Consider the expression `(1 + 2) * 3`

. Clearly removing the parentheses would give a different result, so we must
support parsing such expressions. Luckily, this can be a simple addition to our `atom`

rule:

```
- atom = _{ integer }
+ atom = _{ integer | "(" ~ expr ~ ")" }
```

Earlier we said that atoms should be simple token sequences that cannot be split up further, but now an atom can contain arbitrary expressions!
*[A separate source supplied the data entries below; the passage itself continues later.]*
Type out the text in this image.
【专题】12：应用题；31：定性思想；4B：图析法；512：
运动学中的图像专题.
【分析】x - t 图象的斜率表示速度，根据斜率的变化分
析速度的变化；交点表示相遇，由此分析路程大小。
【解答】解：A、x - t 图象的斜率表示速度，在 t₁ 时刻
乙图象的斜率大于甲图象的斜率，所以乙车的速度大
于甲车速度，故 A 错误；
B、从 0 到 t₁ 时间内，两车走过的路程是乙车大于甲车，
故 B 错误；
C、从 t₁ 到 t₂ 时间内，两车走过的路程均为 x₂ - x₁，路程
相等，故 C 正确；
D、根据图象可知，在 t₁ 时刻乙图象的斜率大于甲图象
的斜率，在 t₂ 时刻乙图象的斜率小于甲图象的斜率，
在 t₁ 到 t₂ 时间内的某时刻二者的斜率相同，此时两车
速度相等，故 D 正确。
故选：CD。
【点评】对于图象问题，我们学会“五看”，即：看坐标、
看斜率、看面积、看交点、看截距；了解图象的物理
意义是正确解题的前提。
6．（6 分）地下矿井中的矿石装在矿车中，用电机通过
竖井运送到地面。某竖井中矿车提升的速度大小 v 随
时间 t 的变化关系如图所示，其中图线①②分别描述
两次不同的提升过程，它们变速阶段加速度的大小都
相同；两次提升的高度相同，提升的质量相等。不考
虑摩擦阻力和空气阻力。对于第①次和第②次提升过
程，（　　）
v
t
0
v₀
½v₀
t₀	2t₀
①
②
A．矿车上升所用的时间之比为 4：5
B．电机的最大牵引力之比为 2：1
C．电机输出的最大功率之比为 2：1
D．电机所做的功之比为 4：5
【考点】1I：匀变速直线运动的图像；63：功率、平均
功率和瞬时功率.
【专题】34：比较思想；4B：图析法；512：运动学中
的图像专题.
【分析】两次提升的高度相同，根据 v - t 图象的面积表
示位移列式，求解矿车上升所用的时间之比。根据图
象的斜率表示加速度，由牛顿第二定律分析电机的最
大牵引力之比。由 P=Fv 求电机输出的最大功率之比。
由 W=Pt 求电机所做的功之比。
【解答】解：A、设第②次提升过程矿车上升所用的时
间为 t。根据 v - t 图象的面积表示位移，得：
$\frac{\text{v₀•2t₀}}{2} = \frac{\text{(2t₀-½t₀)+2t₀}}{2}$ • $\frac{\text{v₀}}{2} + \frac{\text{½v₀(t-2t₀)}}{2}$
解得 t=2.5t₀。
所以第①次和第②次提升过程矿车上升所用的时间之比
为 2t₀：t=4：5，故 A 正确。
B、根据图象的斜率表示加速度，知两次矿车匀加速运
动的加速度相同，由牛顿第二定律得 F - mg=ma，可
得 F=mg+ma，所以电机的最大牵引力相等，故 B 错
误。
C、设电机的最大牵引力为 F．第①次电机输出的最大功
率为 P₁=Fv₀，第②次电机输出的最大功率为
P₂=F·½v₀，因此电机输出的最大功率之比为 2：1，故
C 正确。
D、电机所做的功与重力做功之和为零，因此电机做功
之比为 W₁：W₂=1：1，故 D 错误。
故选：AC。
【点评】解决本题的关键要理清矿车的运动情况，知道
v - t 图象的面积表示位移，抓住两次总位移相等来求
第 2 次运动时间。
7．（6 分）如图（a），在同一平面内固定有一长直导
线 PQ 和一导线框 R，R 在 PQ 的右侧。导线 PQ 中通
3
The reason we are okay with this is that the parentheses mark clear boundaries for the expression, it will not make ambiguous what operators belong to the inner expression and which to the outer one.

### Unary minus

We can currently only parse positive integers, eg `16`

or `2342`

. But we also want to do calculations with negative intergers.
To do this, we introduce the unary minus, so we can make `-4`

and `-(8 + 15)`

.
We need the following change to grammar:

```
+ unary_minus = { "-" }
+ primary = _{ integer | "(" ~ expr ~ ")" }
- atom = _{ integer | "(" ~ expr ~ ")" }
+ atom = _{ unary_minus? ~ primary }
```

For these last changes we've omitted the small changes to the AST and parsing logic (using `map_prefix`

).

You can find all these details in the repository: github.com/pest-parser/book/tree/master/examples/pest-calculator.